I personally have not studied every failure. Did they thnk one shot was enough, or one shot in an arm or directly into the tumor? Had they gotten the correct cells at the correct stage to do what they wanted the cell to do? Did they understand how antigens are picked up and what the state of the tumor itself should be for that to happen, whether outside of the body or inside of the body? What did they do to validate their treatment before trying it on humans or to manufacture it?

And what seem to be key issues, how did they understand the key ingredient, the autologous cells that they were extracting. Those cells have a complex life's journey where they do different things. Did they understand those details fully?

Much progress on cell therapies and cell programming has occurred in these last 2 decades. We've learned to take an adult blood cell, turn it into an embryonic like cell, and then into any cell in the human body, as if it is a baby cell. All of the science of that is studied and well known today in the field of cell therapy, and was being published over these last 2 decades or so.

We've learned to reprogram cells and how delicate the various states are to getting them to do one thing or another.

And, from decades and decades ago, we've studied how different factors, stimulants to the immune system, can help even to fight cancer. Did the others add those additional stimulants to their DC treatments?

There are billions of ways to do the same thing this complex, differently, and probably more than that.
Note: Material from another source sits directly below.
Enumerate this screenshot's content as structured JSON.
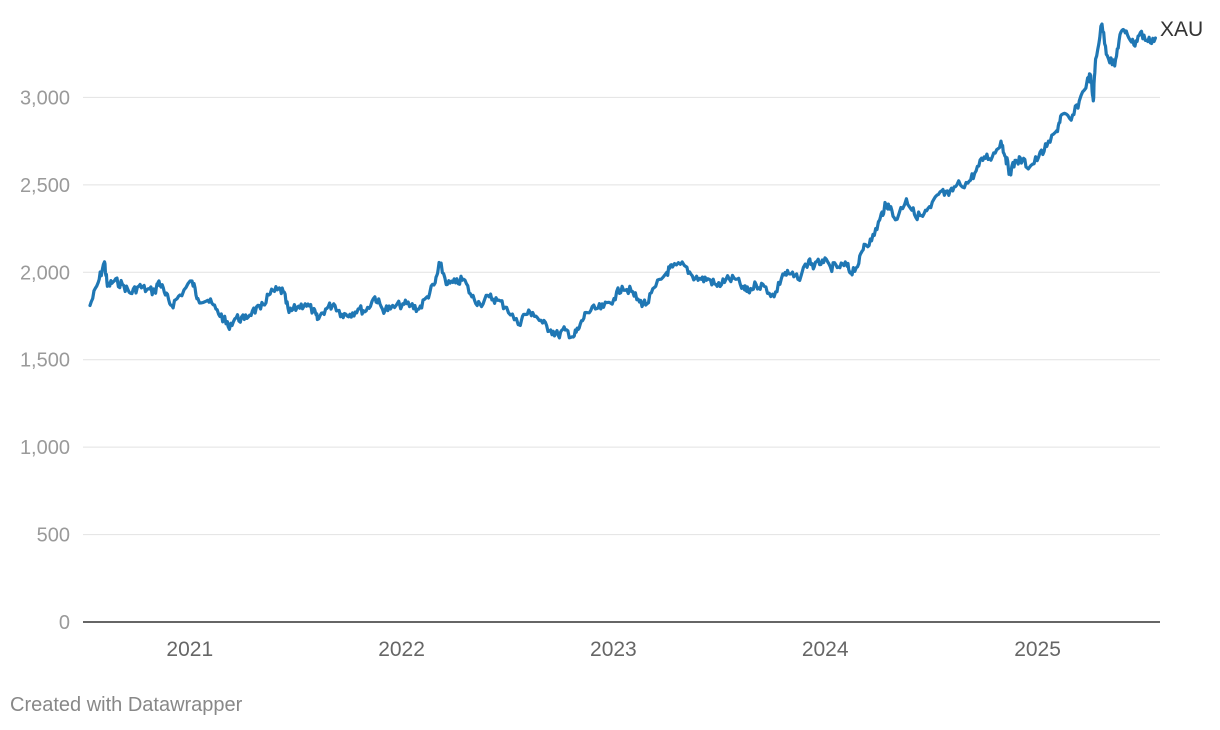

So I know people want to ask that question, but really, often that is not the correct question... Why NWBO and not someone else? Why not? What did they have that was the secret to their success? I am sure that will be the main question people ask if and once DCVax is validated. I think they had a number of factors, and sometimes that is just fate that those elements all come together. Sometimes it is just that the key people just wanted to succeed that much more than others who tried, and they kept at it until they did succeed.

The link to the rest of this article is above:

Why
Did the Wright Brothers Succeed When Others Failed?
They weren't trained as engineers—but they were raised to have an insatiable intellectual curiosity

That two bicycle salesmen from Dayton, Ohio, were the first people to fly is as astonishing today as it was over a century ago, when the Wright brothers soared above slack-jawed crowds at public exhibitions in the United States and France. For a brief period, the world was united in wonder. The Wrights’ accomplishment is worth revisiting because it challenges the 21st-century conviction that aspiring young engineers should focus narrowly on STEM disciplines in college, and that courses in the arts and humanities are not as important as those in math and science. If the Wright brothers were alive today, they might warn us that pedagogical dogmas like these prevent us from cultivating engineers of the extraordinary type that they were.

Neither Wilbur nor Orville Wright majored in a STEM discipline. In fact, neither brother went to college and neither had any formal technical training. The Wright Flyer cost the brothers less than $1,000 (about $28,000 in today’s dollars) to construct, which they earned through profits from their bicycle business. The first prototype of the Wright Flyer flew 852 feet, and with modifications it eventually flew in excess of 40 miles. Not bad for two working class dreamers from Dayton with no engineering education, no internet access and no university laboratories or libraries.

At the same time that the Wrights were designing and testing their successful flying machine, Samuel Langley, a university professor and secretary of the Smithsonian Institution, was also designing his. Langley spent $70,000 (about $2 million today) on his “aerodrome,” which was mostly funded by a grant from the U.S. War Department. On its maiden flight, Langley’s aerodrome plunged into the Potomac River while attempting take off.